Как раз шли по дороге два старика со строгими жёлтыми лицами, в широкополых соломенных брилях, белых рубахах, забранных в нанковые шаровары; к ним и обратились:
— Это что за деревня такая?
— Деревня?.. Яка деревня? — начали озираться старики. — Оця деревня?
— Ну да, вот эта самая!
— Ця деревня, паночки, кажуть люди, Пьяне, — расстановисто сказал один старик.
— Эге ж, Пьяне, пане полковнику, — обращаясь к Протазанову, подтвердил другой.
— Ну, знаете, если Пьяне, то это наводит меня на размышление, — заметил Гильчевский, упорно вглядываясь в солдат в свой бинокль. — Мне кажется, что это люди одного из наших полков, а?
— Как же могли они так забрать в сторону? — раздумывал Протазанов, когда Гильчевский сказал вдруг решительно:
— Вижу! Это четыреста второго полка люди! Едем туда!
И он направил своего серого к деревне Пьяно, переменив аллюр.
Теперь вся кавалькада скакала галопом, и Гильчевский всё больше укреплялся в своей догадко, что деревня эта не зря получила такое имя.
— Ведь они же не слепые там все, они должны нас видеть, как и мы их, — возмущался он, — почему же они так расселись кружками, и что они могут там такое делать с преувеличенным вниманием?
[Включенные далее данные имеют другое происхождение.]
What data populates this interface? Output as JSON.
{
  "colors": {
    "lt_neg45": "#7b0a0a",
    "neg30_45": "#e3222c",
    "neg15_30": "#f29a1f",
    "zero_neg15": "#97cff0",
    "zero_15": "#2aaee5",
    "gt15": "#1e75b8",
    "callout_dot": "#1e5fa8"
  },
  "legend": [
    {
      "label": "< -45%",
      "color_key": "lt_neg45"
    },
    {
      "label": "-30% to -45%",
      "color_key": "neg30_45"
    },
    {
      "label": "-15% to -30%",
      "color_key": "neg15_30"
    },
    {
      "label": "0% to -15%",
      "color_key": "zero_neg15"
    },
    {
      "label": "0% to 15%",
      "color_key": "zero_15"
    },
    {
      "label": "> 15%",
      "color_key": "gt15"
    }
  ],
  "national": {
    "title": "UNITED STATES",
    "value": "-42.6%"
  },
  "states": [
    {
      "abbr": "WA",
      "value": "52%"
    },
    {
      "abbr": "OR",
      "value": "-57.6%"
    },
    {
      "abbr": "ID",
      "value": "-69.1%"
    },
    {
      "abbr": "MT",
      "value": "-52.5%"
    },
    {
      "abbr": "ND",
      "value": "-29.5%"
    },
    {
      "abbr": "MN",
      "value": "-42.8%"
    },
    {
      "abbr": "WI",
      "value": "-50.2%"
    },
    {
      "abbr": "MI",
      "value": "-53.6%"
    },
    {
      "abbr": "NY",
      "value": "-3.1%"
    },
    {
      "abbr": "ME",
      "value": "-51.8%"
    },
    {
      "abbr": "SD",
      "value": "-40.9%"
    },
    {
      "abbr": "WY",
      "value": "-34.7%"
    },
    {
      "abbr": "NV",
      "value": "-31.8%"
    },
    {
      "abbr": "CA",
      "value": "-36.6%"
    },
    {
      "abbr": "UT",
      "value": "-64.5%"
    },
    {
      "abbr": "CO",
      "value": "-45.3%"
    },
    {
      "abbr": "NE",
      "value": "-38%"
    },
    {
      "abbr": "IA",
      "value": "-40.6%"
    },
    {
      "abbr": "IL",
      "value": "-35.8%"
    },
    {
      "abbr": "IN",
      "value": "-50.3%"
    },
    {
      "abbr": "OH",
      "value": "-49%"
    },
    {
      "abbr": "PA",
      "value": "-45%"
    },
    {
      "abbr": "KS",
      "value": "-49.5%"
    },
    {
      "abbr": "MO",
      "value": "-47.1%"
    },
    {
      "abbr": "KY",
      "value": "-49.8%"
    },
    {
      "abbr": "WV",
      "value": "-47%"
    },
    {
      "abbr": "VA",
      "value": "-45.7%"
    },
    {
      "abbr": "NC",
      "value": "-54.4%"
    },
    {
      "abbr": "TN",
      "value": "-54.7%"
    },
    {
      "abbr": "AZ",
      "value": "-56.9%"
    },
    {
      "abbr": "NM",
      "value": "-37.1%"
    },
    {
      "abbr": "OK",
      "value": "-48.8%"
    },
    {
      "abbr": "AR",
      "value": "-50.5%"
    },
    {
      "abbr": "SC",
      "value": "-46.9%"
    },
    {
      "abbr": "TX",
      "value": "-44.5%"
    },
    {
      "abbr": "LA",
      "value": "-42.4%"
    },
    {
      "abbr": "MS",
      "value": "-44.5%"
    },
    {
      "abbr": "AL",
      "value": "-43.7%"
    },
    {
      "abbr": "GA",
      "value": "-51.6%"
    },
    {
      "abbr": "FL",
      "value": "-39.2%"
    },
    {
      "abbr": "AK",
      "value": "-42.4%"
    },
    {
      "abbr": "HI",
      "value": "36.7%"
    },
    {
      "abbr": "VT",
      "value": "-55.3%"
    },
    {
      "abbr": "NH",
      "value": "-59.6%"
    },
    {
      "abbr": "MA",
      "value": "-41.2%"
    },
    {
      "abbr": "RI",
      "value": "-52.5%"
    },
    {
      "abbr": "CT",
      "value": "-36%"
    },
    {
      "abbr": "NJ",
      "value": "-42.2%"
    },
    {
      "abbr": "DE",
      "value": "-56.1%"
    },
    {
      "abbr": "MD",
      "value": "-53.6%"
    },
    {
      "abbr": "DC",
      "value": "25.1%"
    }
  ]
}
— Не водку ли пьют? — догадался Протазанов.
— Вот то-то и есть, что не пьют ли!
Скоро ясно стало для всех: в деревне Пьяне шло пьянство, и пьянствовал третий батальон.
Он делал это вполне разрешённо, так что даже перед подъехавшим к первому кружку начальником дивизии с его штабом далеко не все солдаты встали.
— Что за чёрт! Какая рота? — крикнул Гильчевский, глядя на унтер-офицера с тремя басонами, стоявшего впереди других.
Багровый и потный унтер-офицер, не успевший поставить наземь бутылку, которую держал в руке, приосанясь, ответил без запинки:
— Одиннадцатая рота Усть-Медведицкого полка, ваше превосходительство!
— А где же командир роты, а?
— Где-сь отдыхают, ваше превосходительство...
Унтер-офицер добросовестно, оглянувшись, пошарил даже глазами между хатами, не найдётся ли где прапорщик Обидин, но Обидин в это время, сидя на крылечке одной из хат, в благословенной тени за столом, вместе с супругами Капитановыми и остальными ротными командирами третьего батальона, пил из стакана коричневый токай, оказавшийся довольно коварным вином: оно не казалось крепким, только вкусным.
— Вот это винцо, так винцо, — говорил Капитанов, причмокивая и блаженно нюхая усы.
— А кто приказал батальону повернуть сюда? Я! Разве тебе пришло бы это в твою лысую голову? — торжествующе возглашала мадам Капитанова.
Очень скоро настроение у всех за столом стало весьма повышенным, но подлинным героем дня чувствовала себя эта дама-казак. Она сидела рядом с Обидиным и относилась к нему с самой бесцеремонной нежностью, то и дело ероша его волосы и сама подливая ему вина в стакан и называя Нашенькой.